Dari dua paham yang dikemukakan ini, dapat kita katakan bahwa lo­gika tidak hanya mengajarkan bagaimana suatu penyimpulan yang te­pat, tetapi juga membuat kita waspada terhadap kemungkinan kesalahan yang kita lakukan dalam pembuatan kesimpulan. Dengan demikian dapat kita pahami, pengertian logika menurut para pemikir atau filsuf di atas, dalam arti yang khusus, logika sebenarnya merupakan kajian dalam pro­ses penalaran yang bertolak dari penerapan prinsip berpikir dalam suatu penalaran yang tepat, yang digunakan dalam membedakan penalaran yang baik dan benar dari penalaran yang buruk dan salah "sesat berpikir..

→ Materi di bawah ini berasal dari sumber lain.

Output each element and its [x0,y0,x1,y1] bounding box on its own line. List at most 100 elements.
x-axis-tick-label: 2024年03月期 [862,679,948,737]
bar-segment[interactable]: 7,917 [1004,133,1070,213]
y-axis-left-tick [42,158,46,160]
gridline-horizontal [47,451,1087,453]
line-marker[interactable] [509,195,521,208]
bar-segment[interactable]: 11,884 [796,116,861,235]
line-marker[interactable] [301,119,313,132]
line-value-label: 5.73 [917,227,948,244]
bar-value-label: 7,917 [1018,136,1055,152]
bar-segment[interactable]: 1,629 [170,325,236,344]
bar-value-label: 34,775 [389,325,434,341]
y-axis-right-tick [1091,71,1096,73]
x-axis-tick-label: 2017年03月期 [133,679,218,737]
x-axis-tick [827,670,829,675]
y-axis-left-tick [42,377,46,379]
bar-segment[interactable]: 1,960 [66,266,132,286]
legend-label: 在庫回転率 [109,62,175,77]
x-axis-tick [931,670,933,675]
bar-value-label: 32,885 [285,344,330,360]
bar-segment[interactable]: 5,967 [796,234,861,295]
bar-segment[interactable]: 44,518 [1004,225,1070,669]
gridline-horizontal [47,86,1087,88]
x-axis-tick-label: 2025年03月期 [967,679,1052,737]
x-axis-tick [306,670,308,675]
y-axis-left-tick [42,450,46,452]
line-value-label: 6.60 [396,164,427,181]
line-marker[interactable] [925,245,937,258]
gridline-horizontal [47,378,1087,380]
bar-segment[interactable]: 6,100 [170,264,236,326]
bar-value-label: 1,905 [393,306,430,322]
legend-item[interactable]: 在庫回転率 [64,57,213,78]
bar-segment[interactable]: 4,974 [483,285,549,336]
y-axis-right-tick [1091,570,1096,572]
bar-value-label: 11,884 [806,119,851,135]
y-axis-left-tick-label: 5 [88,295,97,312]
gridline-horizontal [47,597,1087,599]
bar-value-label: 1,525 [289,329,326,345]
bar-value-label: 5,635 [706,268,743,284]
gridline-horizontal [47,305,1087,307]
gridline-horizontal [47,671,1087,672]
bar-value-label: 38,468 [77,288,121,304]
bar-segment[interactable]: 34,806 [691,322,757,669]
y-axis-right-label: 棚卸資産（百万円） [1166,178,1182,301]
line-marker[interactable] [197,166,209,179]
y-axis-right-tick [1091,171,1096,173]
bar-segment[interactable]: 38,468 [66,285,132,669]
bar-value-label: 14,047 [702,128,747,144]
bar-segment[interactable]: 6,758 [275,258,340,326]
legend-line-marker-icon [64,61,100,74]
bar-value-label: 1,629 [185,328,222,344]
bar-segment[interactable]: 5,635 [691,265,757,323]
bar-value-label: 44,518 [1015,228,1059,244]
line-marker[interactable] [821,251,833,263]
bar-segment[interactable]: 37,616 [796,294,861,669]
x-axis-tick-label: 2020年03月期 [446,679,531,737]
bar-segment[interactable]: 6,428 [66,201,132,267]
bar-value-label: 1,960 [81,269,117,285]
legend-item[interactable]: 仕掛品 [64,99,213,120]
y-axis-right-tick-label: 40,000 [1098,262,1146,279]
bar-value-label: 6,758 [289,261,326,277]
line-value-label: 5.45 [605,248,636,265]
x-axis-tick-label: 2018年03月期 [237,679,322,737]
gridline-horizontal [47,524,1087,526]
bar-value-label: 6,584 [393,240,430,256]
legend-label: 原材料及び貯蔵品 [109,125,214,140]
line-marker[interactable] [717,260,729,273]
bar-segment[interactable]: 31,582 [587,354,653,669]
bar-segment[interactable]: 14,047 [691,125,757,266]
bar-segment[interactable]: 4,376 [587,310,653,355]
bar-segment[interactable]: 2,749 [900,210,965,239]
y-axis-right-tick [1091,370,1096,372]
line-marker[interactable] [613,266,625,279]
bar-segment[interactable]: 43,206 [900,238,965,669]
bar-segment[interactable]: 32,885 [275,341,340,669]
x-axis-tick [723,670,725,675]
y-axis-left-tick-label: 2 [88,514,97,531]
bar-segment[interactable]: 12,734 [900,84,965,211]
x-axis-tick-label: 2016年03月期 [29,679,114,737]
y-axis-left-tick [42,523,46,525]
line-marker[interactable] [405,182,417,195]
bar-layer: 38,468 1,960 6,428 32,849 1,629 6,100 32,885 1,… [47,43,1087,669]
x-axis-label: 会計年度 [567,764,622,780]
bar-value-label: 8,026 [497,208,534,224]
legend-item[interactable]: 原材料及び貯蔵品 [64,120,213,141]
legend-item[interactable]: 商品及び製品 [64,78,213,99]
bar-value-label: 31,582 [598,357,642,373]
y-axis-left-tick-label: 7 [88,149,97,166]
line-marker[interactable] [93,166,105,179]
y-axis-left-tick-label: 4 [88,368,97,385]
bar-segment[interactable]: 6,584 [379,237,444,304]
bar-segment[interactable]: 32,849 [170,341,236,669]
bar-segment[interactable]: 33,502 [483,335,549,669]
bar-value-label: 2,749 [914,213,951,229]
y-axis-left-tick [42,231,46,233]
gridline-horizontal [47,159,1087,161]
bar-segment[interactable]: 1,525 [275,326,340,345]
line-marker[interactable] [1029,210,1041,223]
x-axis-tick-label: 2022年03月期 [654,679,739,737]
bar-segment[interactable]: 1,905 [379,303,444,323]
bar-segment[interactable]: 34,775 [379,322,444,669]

C. LOGIKA DAN ILMU PENGETAHUAN.


Socrates (469-399 SM) mengatakan ribuan tahun yang lalu, bahwa pada dasarnya manusia bersifat ingin tahu. Keingintahuan yaitu bagian dari kealamiahan manusia. Seorang anak kecil yang masih usia dini ke­tika dia bermain balok kemudian menyusun balok-balok itu menjadi suatu bangunan, akan menemui suatu logika dari permainan itu, misalnya mengapa gedung yang dibuat dari balok itu bisa roboh, lalu dia menemu­kan jawabannya sendiri "oh karena fondasi bangunan yang dia buat tidak besar, jadi tidak punya kekuatan." Lalu si anak ketika membuat bangunan gedung dengan balok kembali, dia membuat fondasi bangunan baloknya dibuat menjadi lebih besar,, agar bangunan yang dibuat tidak ambruk atau rubuh. Begtulah logika dalam ilmu pengetahuan dapat diperkenalkan pada seorang anak hingga seorang ilmuwan dapat mengembangkan logika ber­pikirnya dalam ilmu pengetahuan. Mengapa seorang anak bertanya atas perbuatannya sendiri terhadap balok-balok kayu yang dia susun, ini meru­pakan salah satu bentuk manusia yang penuh dengan rasa ingin tahu.
Juniarso Ridwan (2010) mengatakan, bahwa Socrates telah berusaha menemukan dan mengajarkan prinsip-prinsip universal tentang "keadil­an" dan "hukum yang benar." Keadilan itu sesungguhnya telah bermu­kim di dalam diri dan dalam kesadaran manusia itu sendiri "given." Un­tuk mengajarkan hal itu, ia memanfaatkan metode yang terkenal hingga sekarang yakni, "socratic method," yaitu dengan mengajukan sejumlah pertanyaan yang akan merangsang serta memperkuat para muridnya da­lam berpikir sedalam-dalamnya untuk menyiapkan makna keadilan dan hukum yang benar.
Dorongan keingintahuan pada manusia muncul dari akalnya. Manu­sia yaitu makhluk yang berakal dan memiliki kesadaran akan realitas di luar dirinya. Semua yang dilakukannya tidak terlepas dari kesadaran dan akalnya itu. Ilmu pengetahuan lahir sebagai jawaban bagi keingintahuan manusia yang tidak pernah berhenti. Maka tidaklah mengherankan, jika ilmu pengetahuan yang dibangun dan diciptakan manusia akan terus berkembang selama ada kehidupan makhluk berakal budi di mana pun di Bumi.
Ujan Andre Ata, dkk. (2012) mengatakan, akal manusia menuntun­nya pada pengetahuan. Tetapi tidak semua pengetahuan bisa begitu saja menjadi milik manusia semata-mata hanya karena akalnya semata. Karena ada jenis pengetahuan yang membutuhkan sistematika, kohe­rensi dan metode tertentu, jenis pengetahuan ini dikenal sebagai ilmu pengetahuan ilmiah, yang bisa diidentifikasikan sebagai disiplin siste­matis, metodis, rasional, dan koheren yang menyelidiki aspek tertentu dari realitas.
Dalam kaitan dengan syarat-syarat ilmu pengetahuan, logika meme­gang peranan sangat penting. Logika menjadi semacam alat ukur yang harus digunakan untuk menentukan bukan saja kadar keilmiahan dalam suatu teori ilmu pengetahuan yang dirumuskan, melainkan juga validitas teori ilmu pengetahuan. Dengan latar belakang logika yang telah dike- mukakan, dapat dipahami keterkaitan dan pentingnya keberadaan logika dalam hubungannya dengan ilmu pengetahuan.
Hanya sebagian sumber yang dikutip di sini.